Thematically, Reservoir Dogs sticks to the tried-and-true "honor among thieves" premise common to most heist movies, and its strong masculine bonds put the film firmly in line with the two-fisted entertainments Tarantino has always championed. At the center of it all is this idea of "professionalism": These guys were hired to do a job, and as professionals, they have a code that dictates how it should be carried out. Mr. Blonde may be loyal, but cutting up a room when the robbery starts to fall apart is unprofessional, as is his extracurricular abduction and torture of a cop.

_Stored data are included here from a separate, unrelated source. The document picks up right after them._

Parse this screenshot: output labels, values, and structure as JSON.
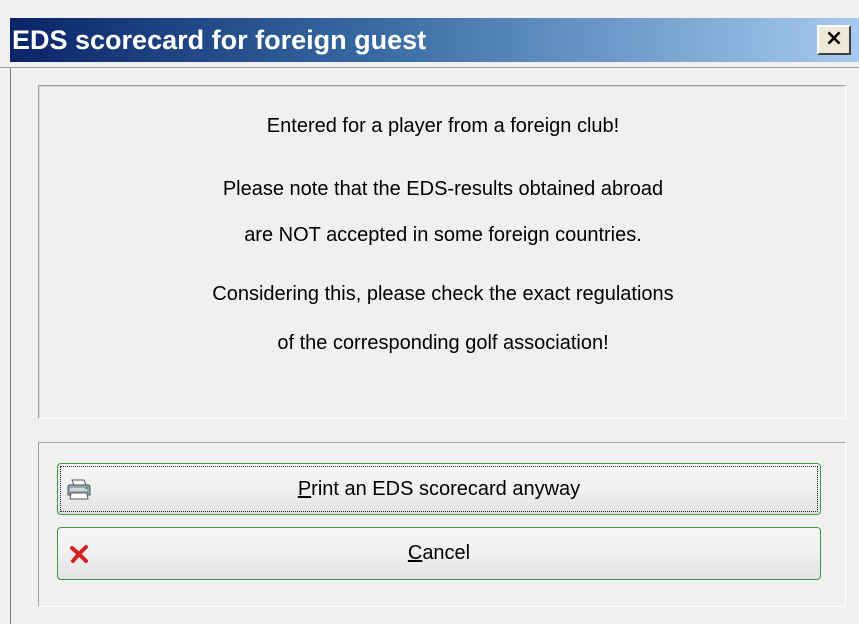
{
  "window": {
    "title": "EDS scorecard for foreign guest",
    "close_glyph": "×"
  },
  "message": {
    "line1": "Entered for a player from a foreign club!",
    "line2": "Please note that the EDS-results obtained abroad",
    "line3": "are NOT accepted in some foreign countries.",
    "line4": "Considering this, please check the exact regulations",
    "line5": "of the corresponding golf association!"
  },
  "buttons": {
    "print": {
      "label_mnemonic": "P",
      "label_rest": "rint an EDS scorecard anyway",
      "icon": "printer-icon",
      "focused": true
    },
    "cancel": {
      "label_mnemonic": "C",
      "label_rest": "ancel",
      "icon": "red-x-icon",
      "focused": false
    }
  },
  "colors": {
    "title_gradient_start": "#0a246a",
    "title_gradient_end": "#a6caf0",
    "button_border": "#3c9a3c",
    "cancel_icon": "#d42020"
  }
}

And though the dynamic between Mr. White and Mr. Orange is surprisingly tender, almost like a bear nursing a cub, all professionalism went out the window the moment Mr. White trusted Mr. Orange enough to tell him his first name, and reveal his incriminating love of the Brewers. Ironically, Buscemi's Mr. Pink comes away as the lone professional: In the chaos following the robbery, he could have (and given the circumstances, probably should have) driven away with the diamonds rather than come back to the rendezvous point, but he didn't. He also tries to break up the Mexican standoff between the other men ("We're supposed to be fucking professionals!"), but he fails and winds up the last man standing, fully entitled to the stash. There's no doubt Tarantino feels more affection for Mr. White, who reveals a kind of tragic decency in taking the younger Mr. Orange under his wing, but the job is the job, and his inability to live by a criminal code hastens his demise.
Above all, though, Reservoir Dogs is about the sheer pleasure of a good story told right, and few people can do it as well as Tarantino. There's a great meta-scene halfway into the movie in which Mr. Orange, an undercover cop preparing to infiltrate this criminal operation, goes over a five-page script called "The Commode Story." The script is a piece of fiction about Mr. Orange's run-in with four cops and a German shepherd while he was carrying a bag of hash, intended to ingratiate him with the other crooks. He's told he needs to be a good actor, "like Brando," but it's really about how stories come alive in the details, and how the storyteller's command of the little things spells the difference between a convincing and an unconvincing tale-or, in this case, between life and death. He may be a savant genius, a semi-literate with little but a pop-cultural education, but when he's really cooking-as in the following scene, when Tierney is handing out aliases-there's no one better.